Tom involved his entire family of four brothers (Jack, Ted, Harry, and Mick) and three sisters (Dorrie, Min, and Alice) in his expanding picture show business. The Snooks brothers enthusiastically took part in racing film canisters between cinemas, operating the film projectors (at the Civic Theatre, the centre of the business, the projector was on a swivel mount so that it could show films in either the theatre or the picture gardens), showing people to their seats, and "chucking out" troublesome patrons. The girls dispensed tickets, arranged refreshments, and looked after the accounts. From the 1940s to the early 1960s, the Snooks family continued to own the Civic property, but leased the film-showing business to Goldfields Pictures.

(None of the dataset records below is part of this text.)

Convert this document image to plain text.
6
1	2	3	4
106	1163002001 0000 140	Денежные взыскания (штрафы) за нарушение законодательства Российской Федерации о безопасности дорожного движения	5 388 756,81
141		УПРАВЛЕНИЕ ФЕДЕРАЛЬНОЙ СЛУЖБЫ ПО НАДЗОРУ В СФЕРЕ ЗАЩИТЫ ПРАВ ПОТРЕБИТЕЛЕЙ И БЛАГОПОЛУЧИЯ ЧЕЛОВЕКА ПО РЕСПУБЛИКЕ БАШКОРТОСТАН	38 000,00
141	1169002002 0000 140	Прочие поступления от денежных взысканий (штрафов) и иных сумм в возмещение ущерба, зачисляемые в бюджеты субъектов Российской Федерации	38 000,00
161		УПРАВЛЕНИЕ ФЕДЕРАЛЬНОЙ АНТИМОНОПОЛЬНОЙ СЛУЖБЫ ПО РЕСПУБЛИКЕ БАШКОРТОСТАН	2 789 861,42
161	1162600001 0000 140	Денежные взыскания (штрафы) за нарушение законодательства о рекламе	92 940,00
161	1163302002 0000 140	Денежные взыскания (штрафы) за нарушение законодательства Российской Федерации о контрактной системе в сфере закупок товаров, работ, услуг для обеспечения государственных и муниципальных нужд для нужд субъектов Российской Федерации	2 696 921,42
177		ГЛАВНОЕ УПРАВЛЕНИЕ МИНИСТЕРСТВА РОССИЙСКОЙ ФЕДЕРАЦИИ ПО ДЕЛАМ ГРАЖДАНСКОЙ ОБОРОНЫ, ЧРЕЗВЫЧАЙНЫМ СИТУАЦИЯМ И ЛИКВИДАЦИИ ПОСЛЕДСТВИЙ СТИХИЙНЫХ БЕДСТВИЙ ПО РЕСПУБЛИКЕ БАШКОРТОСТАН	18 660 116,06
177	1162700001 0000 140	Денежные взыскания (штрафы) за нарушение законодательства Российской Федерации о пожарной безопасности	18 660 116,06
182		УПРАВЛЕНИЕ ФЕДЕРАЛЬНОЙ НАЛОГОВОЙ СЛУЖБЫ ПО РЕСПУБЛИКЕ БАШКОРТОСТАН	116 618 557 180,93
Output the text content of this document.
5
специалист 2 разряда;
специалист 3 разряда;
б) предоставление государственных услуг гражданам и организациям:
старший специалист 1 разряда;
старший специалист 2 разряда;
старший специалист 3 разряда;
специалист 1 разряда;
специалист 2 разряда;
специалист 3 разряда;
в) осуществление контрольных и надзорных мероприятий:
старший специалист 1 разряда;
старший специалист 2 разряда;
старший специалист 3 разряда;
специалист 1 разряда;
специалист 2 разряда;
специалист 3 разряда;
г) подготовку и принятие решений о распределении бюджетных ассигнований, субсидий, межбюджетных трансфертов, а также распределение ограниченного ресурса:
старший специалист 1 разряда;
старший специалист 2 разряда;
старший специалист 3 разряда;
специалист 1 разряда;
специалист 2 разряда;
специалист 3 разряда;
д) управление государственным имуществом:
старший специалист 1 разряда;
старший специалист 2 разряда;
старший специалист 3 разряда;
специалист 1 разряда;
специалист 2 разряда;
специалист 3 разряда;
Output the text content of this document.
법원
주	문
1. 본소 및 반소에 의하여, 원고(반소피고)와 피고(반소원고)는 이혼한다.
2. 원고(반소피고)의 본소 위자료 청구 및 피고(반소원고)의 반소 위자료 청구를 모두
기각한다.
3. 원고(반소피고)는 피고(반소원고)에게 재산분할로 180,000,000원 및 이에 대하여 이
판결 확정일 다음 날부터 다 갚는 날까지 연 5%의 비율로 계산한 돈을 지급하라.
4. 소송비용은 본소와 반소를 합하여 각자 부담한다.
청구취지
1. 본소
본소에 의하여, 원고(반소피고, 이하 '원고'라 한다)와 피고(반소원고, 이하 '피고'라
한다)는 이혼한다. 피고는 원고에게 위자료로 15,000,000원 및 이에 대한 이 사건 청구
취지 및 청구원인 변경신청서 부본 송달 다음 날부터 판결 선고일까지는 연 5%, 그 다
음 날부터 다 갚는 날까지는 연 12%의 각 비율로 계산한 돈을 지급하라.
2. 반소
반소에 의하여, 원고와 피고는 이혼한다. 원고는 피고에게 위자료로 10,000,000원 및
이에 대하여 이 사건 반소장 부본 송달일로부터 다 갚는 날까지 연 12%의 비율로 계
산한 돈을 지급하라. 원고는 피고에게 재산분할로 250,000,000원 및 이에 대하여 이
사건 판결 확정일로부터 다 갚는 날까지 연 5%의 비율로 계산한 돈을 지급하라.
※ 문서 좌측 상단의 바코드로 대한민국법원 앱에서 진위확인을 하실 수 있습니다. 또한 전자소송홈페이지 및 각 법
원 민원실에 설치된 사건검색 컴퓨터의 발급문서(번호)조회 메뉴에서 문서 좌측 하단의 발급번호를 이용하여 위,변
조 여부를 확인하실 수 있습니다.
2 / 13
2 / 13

Tom Snooks was actively involved with the Civic Theatre site in Inglewood, Western Australia from the early 1920s until his death in 1958. It was in the early 1920s that Tom built the Piccadilly Picture Gardens, which was one of the first outdoor film-showing venues in the inner north-eastern suburbs. It was a structure that fascinated the local children, as it was built to resemble a castle, clad in appropriately painted corrugated iron. Owing to the success of this venture he reshaped the entire site in the early 1930s, building an indoor cinema with an adjoining picture gardens - now rechristened the Civic Theatre - together with a series of shops providing second-storey accommodation and two blocks of flats. He was the designer, builder, and owner of this prominent complex that occupies the corner of Beaufort Street and Dundas Road. Tom chose the name Civic because, like the clock tower that looked both ways along this arterial road, it looks the same from both directions. Being a thrifty man, the earlier name Piccadilly was reused for the new flats. This heritage-listed complex of buildings was redeveloped for residential purposes - owing to the demise of suburban cinemas in the face of television - between 2006 and 2008. The Janus-like clock tower, however, remains as a major local landmark.

==Construction industry==

While the picture-show business absorbed a great deal of Tom's time at nights and weekends, it was not his main business. In his day job, Tom was partner and, after the early retirement of his father Thomas George Snooks (1860–1937), principal of T. Snooks & Son, a successful building firm, which had its offices in the second-storey rooms under the clock tower. At least one of Tom's grandsons - the historical economist and complex systems theorist Graeme Snooks - regularly delighted in climbing to the top of the tower to look out over the entire district, while his father (William Donald Snooks, 1920–1966) was otherwise occupied with the firm's accounts. T. Snooks & Son was responsible for building many houses and small businesses in the Maylands-Inglewood area and beyond. Until Tom retired in 1945, due to ill health, all the boys, together with their sister Min (in accounts), worked in his firm; thereafter they established their own building business called Snooks Bros, which continued operating until the mid-1960s. Tom Snooks, therefore, played a significant role in both building and entertaining this microcosm of interwar suburbia.